Nous devons également nous confronter nous-mêmes à notre comportement d’utilisation numérique. Que la numérisation soit bonne ou mauvaise, n’est plus la question. Elle est là, elle est omniprésente, elle est tout simplement un fait, et elle recèle de nombreuses chances. Utilisée correctement et de façon consciente, la numérisation nous permet de mener une meilleure vie. Nous devons toutefois commencer à l’utiliser de façon durable. De façon à ce que notre psychisme puisse en profiter au lieu de se détruire en consommant.

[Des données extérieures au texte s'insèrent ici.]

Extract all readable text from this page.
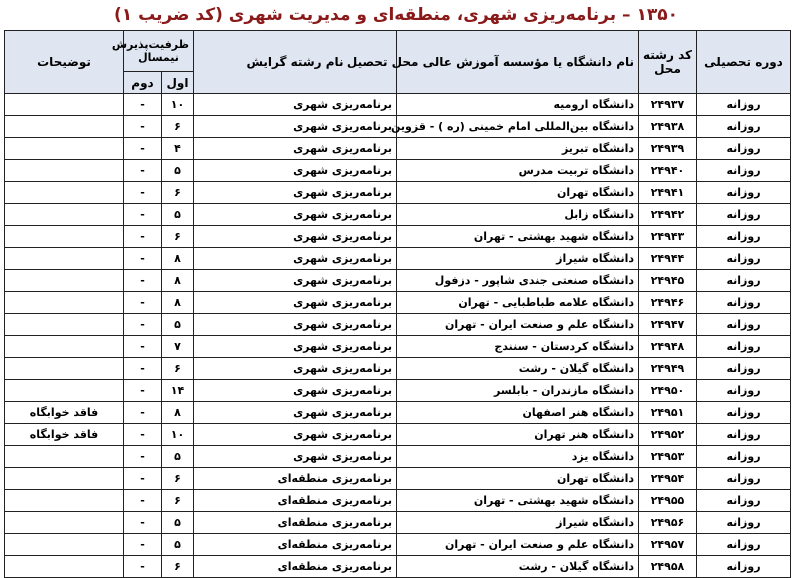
۱۳۵۰ – برنامه‌ریزی شهری، منطقه‌ای و مدیریت شهری (کد ضریب ۱)
دوره تحصیلی	کد رشته محل	نام دانشگاه یا مؤسسه آموزش عالی محل تحصیل	نام رشته گرایش	ظرفیت‌پذیرش نیمسال		توضیحات
				اول	دوم	
روزانه	۲۴۹۳۷	دانشگاه ارومیه	برنامه‌ریزی شهری	۱۰	-	
روزانه	۲۴۹۳۸	دانشگاه بین‌المللی امام خمینی (ره ) - قزوین	برنامه‌ریزی شهری	۶	-	
روزانه	۲۴۹۳۹	دانشگاه تبریز	برنامه‌ریزی شهری	۴	-	
روزانه	۲۴۹۴۰	دانشگاه تربیت مدرس	برنامه‌ریزی شهری	۵	-	
روزانه	۲۴۹۴۱	دانشگاه تهران	برنامه‌ریزی شهری	۶	-	
روزانه	۲۴۹۴۲	دانشگاه زابل	برنامه‌ریزی شهری	۵	-	
روزانه	۲۴۹۴۳	دانشگاه شهید بهشتی - تهران	برنامه‌ریزی شهری	۶	-	
روزانه	۲۴۹۴۴	دانشگاه شیراز	برنامه‌ریزی شهری	۸	-	
روزانه	۲۴۹۴۵	دانشگاه صنعتی جندی شاپور - دزفول	برنامه‌ریزی شهری	۸	-	
روزانه	۲۴۹۴۶	دانشگاه علامه طباطبایی - تهران	برنامه‌ریزی شهری	۸	-	
روزانه	۲۴۹۴۷	دانشگاه علم و صنعت ایران - تهران	برنامه‌ریزی شهری	۵	-	
روزانه	۲۴۹۴۸	دانشگاه کردستان - سنندج	برنامه‌ریزی شهری	۷	-	
روزانه	۲۴۹۴۹	دانشگاه گیلان - رشت	برنامه‌ریزی شهری	۶	-	
روزانه	۲۴۹۵۰	دانشگاه مازندران - بابلسر	برنامه‌ریزی شهری	۱۴	-	
روزانه	۲۴۹۵۱	دانشگاه هنر اصفهان	برنامه‌ریزی شهری	۸	-	فاقد خوابگاه
روزانه	۲۴۹۵۲	دانشگاه هنر تهران	برنامه‌ریزی شهری	۱۰	-	فاقد خوابگاه
روزانه	۲۴۹۵۳	دانشگاه یزد	برنامه‌ریزی شهری	۵	-	
روزانه	۲۴۹۵۴	دانشگاه تهران	برنامه‌ریزی منطقه‌ای	۶	-	
روزانه	۲۴۹۵۵	دانشگاه شهید بهشتی - تهران	برنامه‌ریزی منطقه‌ای	۶	-	
روزانه	۲۴۹۵۶	دانشگاه شیراز	برنامه‌ریزی منطقه‌ای	۵	-	
روزانه	۲۴۹۵۷	دانشگاه علم و صنعت ایران - تهران	برنامه‌ریزی منطقه‌ای	۵	-	
روزانه	۲۴۹۵۸	دانشگاه گیلان - رشت	برنامه‌ریزی منطقه‌ای	۶	-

Commencez dès aujourd’hui à le faire, afin de parvenir vous-même à un plus grand équilibre numérique. Reflétez votre propre comportement d’utilisation. Supprimez les appli les plus gourmandes en temps, faites le ménage au niveau numérique, achetez un réveil analogique, bannissez le smartphone de la chambre à coucher. Planifiez des îles de concentration au quotidien pour pouvoir se concentrer sur des tâches importantes. Prenez vos besoins de calme et de lien au sérieux en mettant de temps en temps le Handy de côté et : arriver à l’Ici et Maintenant.

Anna Miller est journaliste, auteure, psychologue positive et fondatrice du Digital Balance Lab. Elle conseille des personnes privées et des entreprises sur la question de savoir comment nous pouvons être plus heureux dans un monde toujours plus numérique.